Excluding the “Historical Reasons” Factor in Android Mobile Projects

Excluding the “Historical Reasons” Factor in Android Mobile Projects

Today I’m going to touch on the topic of refactoring, technical duty, and the “historical reasons” factor, or rather how to avoid it.
Hello! It’s time for another regularly irregular post on mobile development.

Today I’m going to touch on the topic of refactoring, technical duty, and the “historical reasons” factor, or rather how to avoid it.

Usually, especially after striking and bold development sprints, developers fall into a period of realizing and acknowledging what has been done. Decisions made in haste cause debates when people get their coffee or just in comments to pull requests reviews.

Why does this happen?

  • Due to lack of technical planning
  • Due to unclear requirements of business analysts
  • Due to changeable views and business goals
  • Due to the need of “doing everything just in time”

How can you approach this situation so as to keep to the schedule?

By following some techniques that do not put you in such a situation in the first place. Below I’ll share some ideas that helped me.

Keep everything clean and tidy

One can talk a lot about code standards, about tabs and blank spaces, irrelevance of MVC, or an urgent need to implement MVVM. It’s great, but you can start straight from implementation:

  • LeakCanary – to track memory leaks
  • StrictMode – to track time-consuming operations, unclosed cursors, etc.

At least, in each of your debug builds, right now. And you won’t need to accomplish large feats in the second shift, or catch memory leaks the night before the release, or design a fix after the release.

Android_Mobile_Projects_960.jpg


KISS my SOLID YAGNI

We can talk about numerous development principles and patterns, but they all will be just words until you start working under certain rules.

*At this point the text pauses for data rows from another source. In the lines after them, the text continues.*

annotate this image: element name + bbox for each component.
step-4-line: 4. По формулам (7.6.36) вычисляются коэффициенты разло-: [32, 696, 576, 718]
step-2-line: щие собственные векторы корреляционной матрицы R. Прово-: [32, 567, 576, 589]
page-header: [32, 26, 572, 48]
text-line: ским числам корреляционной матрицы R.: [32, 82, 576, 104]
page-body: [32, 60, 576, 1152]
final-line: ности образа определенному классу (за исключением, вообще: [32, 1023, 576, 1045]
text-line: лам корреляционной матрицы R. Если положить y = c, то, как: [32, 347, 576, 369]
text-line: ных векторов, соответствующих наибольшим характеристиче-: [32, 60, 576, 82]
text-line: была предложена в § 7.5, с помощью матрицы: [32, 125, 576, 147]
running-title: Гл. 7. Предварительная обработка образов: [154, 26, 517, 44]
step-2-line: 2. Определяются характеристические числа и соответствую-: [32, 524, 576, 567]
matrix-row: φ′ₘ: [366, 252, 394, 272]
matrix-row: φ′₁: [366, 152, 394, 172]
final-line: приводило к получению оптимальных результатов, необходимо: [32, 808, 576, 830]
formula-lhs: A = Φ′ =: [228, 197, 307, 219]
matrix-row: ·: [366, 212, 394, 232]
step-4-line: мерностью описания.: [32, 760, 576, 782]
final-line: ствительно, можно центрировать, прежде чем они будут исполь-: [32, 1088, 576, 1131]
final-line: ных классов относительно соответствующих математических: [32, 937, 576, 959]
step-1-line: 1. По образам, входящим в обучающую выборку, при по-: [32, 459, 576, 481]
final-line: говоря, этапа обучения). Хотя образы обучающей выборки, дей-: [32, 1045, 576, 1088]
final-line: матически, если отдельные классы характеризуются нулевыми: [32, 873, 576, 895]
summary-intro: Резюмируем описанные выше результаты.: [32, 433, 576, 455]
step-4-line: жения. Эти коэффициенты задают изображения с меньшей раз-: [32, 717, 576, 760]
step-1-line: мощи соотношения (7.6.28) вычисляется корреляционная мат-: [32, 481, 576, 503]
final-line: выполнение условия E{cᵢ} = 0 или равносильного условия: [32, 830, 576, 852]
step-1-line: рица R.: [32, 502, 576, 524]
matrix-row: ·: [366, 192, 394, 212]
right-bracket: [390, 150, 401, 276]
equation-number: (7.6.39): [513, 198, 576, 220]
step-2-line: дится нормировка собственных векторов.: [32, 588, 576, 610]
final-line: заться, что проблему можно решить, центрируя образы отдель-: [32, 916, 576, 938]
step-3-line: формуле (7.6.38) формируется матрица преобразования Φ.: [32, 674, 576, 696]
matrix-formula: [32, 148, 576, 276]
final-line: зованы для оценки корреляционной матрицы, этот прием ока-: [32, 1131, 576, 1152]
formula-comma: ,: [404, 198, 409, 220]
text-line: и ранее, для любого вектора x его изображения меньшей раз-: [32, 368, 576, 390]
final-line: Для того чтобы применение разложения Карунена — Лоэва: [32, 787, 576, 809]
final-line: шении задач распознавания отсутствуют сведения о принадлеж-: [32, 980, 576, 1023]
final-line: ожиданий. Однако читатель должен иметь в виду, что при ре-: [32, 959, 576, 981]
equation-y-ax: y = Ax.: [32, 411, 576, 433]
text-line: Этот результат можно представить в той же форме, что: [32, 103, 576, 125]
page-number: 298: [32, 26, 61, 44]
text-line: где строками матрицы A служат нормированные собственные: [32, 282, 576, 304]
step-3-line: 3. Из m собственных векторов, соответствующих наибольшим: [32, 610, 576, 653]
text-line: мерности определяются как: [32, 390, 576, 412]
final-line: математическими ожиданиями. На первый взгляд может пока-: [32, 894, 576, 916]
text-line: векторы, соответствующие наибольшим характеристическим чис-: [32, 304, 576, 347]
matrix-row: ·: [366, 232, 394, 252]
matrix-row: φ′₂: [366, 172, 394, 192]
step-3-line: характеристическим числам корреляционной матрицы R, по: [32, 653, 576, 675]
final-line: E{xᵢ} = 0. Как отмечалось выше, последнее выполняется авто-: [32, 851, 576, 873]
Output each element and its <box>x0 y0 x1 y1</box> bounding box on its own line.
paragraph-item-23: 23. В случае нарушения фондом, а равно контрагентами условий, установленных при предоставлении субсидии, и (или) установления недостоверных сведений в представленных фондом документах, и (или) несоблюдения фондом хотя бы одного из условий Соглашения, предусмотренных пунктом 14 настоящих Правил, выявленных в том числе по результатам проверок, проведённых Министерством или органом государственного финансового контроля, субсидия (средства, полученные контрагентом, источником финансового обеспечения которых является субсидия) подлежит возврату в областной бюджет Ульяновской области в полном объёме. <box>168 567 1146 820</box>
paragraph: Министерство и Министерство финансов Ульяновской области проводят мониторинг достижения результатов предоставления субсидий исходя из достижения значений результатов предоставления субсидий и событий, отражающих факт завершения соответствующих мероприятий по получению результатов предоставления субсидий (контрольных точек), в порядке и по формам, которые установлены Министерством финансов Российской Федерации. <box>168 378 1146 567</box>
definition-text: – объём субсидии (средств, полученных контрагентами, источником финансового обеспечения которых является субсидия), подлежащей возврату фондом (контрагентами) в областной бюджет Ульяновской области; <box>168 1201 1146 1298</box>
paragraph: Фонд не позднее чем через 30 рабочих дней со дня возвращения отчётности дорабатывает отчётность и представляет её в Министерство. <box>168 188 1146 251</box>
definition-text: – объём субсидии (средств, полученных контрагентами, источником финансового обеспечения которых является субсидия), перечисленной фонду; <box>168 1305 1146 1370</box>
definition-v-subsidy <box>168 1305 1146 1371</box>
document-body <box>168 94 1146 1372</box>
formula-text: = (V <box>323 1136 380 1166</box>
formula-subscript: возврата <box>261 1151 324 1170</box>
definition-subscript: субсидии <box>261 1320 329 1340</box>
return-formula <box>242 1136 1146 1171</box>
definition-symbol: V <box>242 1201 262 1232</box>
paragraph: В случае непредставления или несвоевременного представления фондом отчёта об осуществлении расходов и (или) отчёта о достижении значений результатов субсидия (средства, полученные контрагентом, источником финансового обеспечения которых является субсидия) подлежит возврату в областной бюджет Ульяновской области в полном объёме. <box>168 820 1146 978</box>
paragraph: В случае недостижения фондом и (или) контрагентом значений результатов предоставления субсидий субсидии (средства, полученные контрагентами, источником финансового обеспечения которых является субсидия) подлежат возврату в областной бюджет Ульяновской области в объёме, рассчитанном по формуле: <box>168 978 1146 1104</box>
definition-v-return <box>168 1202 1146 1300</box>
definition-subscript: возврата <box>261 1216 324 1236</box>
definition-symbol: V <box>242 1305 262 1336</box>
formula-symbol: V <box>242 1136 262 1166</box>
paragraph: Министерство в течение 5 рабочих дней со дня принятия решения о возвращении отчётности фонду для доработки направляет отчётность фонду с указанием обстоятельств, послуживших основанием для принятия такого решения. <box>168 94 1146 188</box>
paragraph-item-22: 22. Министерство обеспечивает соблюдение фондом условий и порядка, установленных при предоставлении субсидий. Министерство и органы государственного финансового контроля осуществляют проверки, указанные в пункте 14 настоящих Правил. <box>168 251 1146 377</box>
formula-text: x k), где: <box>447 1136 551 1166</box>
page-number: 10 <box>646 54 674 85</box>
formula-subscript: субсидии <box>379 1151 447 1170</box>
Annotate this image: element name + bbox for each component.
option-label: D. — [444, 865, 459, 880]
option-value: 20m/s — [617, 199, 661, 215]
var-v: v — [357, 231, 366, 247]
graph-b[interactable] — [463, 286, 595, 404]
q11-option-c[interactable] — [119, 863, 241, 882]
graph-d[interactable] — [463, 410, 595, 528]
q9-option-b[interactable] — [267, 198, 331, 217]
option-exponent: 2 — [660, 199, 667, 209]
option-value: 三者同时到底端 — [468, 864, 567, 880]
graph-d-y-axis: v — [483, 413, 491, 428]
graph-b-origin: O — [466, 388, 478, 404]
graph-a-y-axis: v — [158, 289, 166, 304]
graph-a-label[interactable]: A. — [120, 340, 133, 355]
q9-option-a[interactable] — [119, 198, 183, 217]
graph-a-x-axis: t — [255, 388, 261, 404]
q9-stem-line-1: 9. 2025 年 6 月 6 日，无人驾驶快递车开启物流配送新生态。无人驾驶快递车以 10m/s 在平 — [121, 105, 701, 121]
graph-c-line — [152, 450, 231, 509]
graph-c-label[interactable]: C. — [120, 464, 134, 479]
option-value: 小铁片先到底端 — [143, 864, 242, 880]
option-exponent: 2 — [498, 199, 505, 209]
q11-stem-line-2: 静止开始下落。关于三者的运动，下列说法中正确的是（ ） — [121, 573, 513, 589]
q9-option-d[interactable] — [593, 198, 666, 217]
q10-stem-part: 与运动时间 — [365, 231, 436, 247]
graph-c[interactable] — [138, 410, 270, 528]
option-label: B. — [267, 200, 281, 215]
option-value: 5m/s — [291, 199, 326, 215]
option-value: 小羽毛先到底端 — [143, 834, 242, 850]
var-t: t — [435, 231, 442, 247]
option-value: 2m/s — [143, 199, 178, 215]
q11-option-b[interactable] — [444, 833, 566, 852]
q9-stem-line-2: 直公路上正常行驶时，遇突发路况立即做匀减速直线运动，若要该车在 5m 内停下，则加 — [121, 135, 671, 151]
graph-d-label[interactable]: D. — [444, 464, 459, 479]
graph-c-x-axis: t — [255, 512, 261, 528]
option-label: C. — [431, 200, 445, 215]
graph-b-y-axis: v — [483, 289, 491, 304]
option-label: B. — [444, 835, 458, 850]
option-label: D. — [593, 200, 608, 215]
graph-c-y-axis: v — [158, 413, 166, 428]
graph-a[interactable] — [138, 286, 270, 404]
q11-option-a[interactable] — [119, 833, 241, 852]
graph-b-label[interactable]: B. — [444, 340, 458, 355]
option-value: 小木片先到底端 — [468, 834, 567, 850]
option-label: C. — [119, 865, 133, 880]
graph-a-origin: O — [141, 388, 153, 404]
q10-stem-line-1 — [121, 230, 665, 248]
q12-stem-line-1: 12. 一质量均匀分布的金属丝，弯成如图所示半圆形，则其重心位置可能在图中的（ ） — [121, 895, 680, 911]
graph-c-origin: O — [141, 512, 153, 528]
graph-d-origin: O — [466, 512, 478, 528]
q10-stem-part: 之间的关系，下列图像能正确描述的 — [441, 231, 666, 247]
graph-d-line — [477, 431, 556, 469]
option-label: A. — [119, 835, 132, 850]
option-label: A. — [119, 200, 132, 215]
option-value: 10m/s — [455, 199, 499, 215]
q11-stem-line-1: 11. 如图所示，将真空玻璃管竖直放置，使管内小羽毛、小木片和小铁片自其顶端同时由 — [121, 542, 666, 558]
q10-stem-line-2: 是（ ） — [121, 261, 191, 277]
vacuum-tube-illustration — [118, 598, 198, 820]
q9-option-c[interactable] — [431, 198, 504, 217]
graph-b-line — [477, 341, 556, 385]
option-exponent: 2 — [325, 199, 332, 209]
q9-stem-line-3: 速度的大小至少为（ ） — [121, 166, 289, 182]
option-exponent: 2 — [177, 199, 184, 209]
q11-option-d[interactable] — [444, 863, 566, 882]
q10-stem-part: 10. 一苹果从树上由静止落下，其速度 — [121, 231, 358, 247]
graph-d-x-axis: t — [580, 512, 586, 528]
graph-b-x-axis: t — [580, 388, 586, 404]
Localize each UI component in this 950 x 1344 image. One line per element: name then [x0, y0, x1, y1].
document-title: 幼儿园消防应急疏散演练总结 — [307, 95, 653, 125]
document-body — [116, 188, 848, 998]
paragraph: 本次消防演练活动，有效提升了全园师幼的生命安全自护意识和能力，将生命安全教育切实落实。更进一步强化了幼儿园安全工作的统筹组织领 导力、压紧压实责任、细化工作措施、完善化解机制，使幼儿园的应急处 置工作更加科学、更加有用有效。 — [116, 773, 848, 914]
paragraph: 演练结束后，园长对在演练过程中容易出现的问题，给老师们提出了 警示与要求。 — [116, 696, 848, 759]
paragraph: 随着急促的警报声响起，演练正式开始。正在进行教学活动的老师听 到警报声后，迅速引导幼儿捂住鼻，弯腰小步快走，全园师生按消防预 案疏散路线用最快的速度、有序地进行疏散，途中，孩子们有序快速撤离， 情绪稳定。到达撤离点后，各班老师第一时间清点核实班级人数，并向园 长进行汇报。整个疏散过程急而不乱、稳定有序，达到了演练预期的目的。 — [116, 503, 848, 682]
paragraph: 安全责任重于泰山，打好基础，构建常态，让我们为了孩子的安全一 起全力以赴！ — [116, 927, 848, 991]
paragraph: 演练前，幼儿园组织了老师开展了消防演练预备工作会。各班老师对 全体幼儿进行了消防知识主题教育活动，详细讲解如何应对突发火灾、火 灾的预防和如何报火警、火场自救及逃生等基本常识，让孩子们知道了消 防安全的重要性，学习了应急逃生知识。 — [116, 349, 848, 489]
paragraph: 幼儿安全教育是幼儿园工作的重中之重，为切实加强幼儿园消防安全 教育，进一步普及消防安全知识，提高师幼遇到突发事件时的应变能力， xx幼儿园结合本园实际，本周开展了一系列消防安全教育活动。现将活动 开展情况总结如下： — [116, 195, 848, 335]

Start keeping to some common architecture in your project, and that will enable you to:

  • Perform refactoring or
  • Fill the gaps in the same way within the whole project, and
  • It will help all team members work on all the components, without splitting into exclusive authorship.

Just set it as a rule to make simple custom Android Views with declaring and implementing required methods through interfaces.

At the same time, start implementing Presenters to operate with View through the interface. Write simple tests in View and Presenter. You will get a simple and layered code.

The layers in architecture are necessary not for your employees to explore the project layers and breaks like geologists in its historical development, but for separating the UI logic from the data processing logic.

Start writing tests, but I have already mentioned that in the previous paragraph

Just start from the simplest and smallest things, for example from checking whether the progress bar is displayed when this is selected from View, or if the line appears as you have set it.

That’s all you need to conduct smoke tests of your product. To meet today's business demands, we have to deliver software products with enormous speed, which creates a high pressure on project teams. You can reduce the pressure and stress level by creating simple tests.

You will know exactly where bugs can appear, and spend less time on debugging by running tests there.

Everything is asynchronous, there is no synchrony in the 21st century

Start looking at every event, every function as a potential source of asynchronous events in your system.

Learn Rx Java/Swift/JS, just start using a reactive approach, moving from thread to thread has never been so succinct. This will help you make your code resilient to changing requirements, extra interactions with the back-end, or prepare for those moment when the server team changes the protocol — you just add an action to Rx chain and save your “release”.